La vague avait été violente, il ne restait plus grand-chose du masque de papier gisant au pied du lit. Le matin était arrivé à bout de souffle, les personnages principaux se trouvant bien amochés, balayés par les vérités pendant la nuit. L’asphyxie avait gagné du terrain.                                

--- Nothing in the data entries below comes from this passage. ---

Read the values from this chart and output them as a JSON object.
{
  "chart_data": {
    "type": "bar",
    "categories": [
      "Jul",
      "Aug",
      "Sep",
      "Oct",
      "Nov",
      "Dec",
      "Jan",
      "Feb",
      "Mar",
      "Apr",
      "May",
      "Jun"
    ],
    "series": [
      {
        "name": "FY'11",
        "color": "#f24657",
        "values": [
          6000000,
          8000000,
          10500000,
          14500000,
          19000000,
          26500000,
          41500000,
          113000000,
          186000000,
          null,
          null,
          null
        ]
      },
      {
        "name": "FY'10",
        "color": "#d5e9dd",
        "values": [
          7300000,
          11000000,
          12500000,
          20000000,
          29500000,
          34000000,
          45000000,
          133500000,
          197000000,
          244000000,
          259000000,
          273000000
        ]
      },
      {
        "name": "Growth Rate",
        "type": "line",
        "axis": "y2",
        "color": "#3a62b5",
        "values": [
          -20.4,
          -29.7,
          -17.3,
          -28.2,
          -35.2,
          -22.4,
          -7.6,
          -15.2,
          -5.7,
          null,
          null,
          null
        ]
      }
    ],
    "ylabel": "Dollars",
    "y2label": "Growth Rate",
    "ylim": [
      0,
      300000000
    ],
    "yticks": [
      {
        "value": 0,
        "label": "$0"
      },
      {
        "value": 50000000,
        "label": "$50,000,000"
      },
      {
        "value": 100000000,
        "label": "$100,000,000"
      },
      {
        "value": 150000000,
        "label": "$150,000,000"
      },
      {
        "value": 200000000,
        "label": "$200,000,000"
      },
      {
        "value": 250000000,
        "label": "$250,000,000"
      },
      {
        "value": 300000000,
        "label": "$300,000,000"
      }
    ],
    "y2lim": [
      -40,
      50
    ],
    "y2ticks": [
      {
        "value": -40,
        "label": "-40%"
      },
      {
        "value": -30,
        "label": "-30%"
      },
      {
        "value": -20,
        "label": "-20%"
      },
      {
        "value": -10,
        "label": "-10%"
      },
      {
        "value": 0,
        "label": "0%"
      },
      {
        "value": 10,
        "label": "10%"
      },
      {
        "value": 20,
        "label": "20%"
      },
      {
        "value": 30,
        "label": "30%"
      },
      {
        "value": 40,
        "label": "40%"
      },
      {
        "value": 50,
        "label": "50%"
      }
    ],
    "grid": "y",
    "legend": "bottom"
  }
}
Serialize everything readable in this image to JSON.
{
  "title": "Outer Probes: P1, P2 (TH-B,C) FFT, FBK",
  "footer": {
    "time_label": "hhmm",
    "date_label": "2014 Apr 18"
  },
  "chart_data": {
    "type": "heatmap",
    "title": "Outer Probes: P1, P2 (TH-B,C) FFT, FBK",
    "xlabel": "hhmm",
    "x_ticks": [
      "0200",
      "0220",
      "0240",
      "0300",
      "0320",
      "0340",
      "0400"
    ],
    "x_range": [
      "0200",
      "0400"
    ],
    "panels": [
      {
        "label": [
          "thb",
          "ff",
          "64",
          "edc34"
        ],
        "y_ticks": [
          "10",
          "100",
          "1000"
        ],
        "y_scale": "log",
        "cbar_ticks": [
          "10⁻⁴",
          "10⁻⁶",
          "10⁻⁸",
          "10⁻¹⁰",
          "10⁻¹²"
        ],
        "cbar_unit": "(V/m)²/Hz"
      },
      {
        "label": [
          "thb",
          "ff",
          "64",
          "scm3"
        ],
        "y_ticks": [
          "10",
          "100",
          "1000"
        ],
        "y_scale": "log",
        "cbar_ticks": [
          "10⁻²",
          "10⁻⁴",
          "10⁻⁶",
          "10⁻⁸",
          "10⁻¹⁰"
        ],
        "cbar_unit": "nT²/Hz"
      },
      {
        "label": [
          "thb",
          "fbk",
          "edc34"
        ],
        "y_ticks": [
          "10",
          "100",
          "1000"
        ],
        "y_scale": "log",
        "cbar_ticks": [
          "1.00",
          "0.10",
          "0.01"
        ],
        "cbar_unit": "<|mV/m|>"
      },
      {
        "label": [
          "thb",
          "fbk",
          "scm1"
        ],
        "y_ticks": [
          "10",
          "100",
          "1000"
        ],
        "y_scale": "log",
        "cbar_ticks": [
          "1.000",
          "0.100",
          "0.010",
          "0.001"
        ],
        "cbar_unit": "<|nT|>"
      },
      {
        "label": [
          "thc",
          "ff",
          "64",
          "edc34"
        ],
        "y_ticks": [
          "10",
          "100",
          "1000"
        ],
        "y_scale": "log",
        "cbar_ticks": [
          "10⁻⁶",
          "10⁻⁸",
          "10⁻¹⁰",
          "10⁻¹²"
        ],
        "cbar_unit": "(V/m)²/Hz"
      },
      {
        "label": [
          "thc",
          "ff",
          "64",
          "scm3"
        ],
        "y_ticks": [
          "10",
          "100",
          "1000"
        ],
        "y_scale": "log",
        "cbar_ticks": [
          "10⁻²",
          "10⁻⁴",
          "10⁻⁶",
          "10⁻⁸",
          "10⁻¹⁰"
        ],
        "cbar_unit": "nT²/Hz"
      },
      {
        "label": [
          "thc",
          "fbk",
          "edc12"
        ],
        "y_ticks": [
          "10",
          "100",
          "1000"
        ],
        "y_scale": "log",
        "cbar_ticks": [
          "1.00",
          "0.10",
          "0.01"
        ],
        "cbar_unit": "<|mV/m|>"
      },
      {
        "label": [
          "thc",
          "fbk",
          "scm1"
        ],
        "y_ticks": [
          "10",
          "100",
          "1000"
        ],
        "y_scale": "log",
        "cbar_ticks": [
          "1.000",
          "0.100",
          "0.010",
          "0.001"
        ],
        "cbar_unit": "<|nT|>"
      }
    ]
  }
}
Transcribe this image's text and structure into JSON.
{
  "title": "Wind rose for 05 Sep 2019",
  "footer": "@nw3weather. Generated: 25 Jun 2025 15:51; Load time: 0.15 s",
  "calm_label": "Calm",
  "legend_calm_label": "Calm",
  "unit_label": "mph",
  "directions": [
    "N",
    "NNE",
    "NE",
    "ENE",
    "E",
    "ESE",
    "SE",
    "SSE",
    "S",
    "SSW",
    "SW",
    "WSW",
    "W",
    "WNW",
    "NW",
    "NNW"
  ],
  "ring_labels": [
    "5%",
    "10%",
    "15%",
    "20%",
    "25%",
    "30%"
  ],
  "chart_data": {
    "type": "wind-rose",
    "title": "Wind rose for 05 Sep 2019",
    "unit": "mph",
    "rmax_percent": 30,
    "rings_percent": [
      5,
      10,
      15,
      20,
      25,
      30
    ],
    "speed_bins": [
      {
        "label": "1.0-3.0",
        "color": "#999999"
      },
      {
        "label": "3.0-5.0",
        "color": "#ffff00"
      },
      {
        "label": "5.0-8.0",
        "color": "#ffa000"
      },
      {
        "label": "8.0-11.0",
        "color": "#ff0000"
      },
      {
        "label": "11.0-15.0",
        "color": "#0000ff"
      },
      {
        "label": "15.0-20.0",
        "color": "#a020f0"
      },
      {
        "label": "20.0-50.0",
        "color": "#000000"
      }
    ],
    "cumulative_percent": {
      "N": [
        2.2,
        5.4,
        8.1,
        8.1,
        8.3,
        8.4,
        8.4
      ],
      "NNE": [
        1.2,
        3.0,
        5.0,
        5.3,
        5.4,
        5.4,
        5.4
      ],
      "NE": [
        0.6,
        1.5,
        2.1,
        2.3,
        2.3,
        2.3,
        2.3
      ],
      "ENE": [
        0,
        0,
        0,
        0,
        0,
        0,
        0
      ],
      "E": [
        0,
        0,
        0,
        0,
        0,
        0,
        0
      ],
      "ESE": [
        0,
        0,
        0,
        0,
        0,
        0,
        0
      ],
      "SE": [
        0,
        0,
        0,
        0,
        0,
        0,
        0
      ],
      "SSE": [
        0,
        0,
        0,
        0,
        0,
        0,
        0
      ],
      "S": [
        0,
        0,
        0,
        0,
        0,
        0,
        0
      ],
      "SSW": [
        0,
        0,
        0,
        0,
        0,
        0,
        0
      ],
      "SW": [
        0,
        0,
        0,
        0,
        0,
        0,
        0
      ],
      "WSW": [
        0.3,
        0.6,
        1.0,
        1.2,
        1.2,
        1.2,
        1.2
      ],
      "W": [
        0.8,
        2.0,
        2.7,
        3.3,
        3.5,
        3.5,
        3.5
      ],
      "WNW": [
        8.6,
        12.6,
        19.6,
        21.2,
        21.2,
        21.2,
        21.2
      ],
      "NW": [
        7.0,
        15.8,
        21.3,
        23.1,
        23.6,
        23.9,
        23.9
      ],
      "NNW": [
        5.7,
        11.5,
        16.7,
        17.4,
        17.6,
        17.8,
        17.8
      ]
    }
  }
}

C’est le dernier jour d’avril. La fin de presque deux ans d’amour, seule avec ma passion qui me brûle les mains. Parfois, il arrive que certaines situations rêvées se transforment en cauchemar bien trop réaliste.  Les monstres me grignotent le bord du cœur doucement en chantant « », pendant qu’ils m’imposent leurs questions auxquelles je ne peux pas répondre. Il fait froid partout dans mon corps, je claque des dents et suis prise de violents tremblements. « Je peux pas. » non non, les gars déconnez pas. L’autre grognon avachi sur le lit qui refuse de me regarder bougonne dans son coin. Dieu que je le hais. Je suis bousculée, pressée par leurs questions, raz de marée dans mon crâne, je sais que je ne m’en sortirai pas. « C’est aucun de nous deux de toute façon, alors qu’est-ce que tu crains ? » Je ne réponds pas, le masque est déjà tout fissuré, les mensonges me donnent le vertige.  « C’est aucun de nous deux, hein Neil, hein ? non ? » J’entends le doute dans la voix de Sacha, la panique, l’incertitude, le début de la compréhension, et puis la peur. Comme je ne réponds pas, il s’énerve, il est violent, j’ai encore plus le mal de mer. Je me suis levée prendre l’air sur le balcon, ses lunettes rondes sur le nez, m’enfuir dans cette illusion brouillée par la pluie et la faible lumière des lampadaires.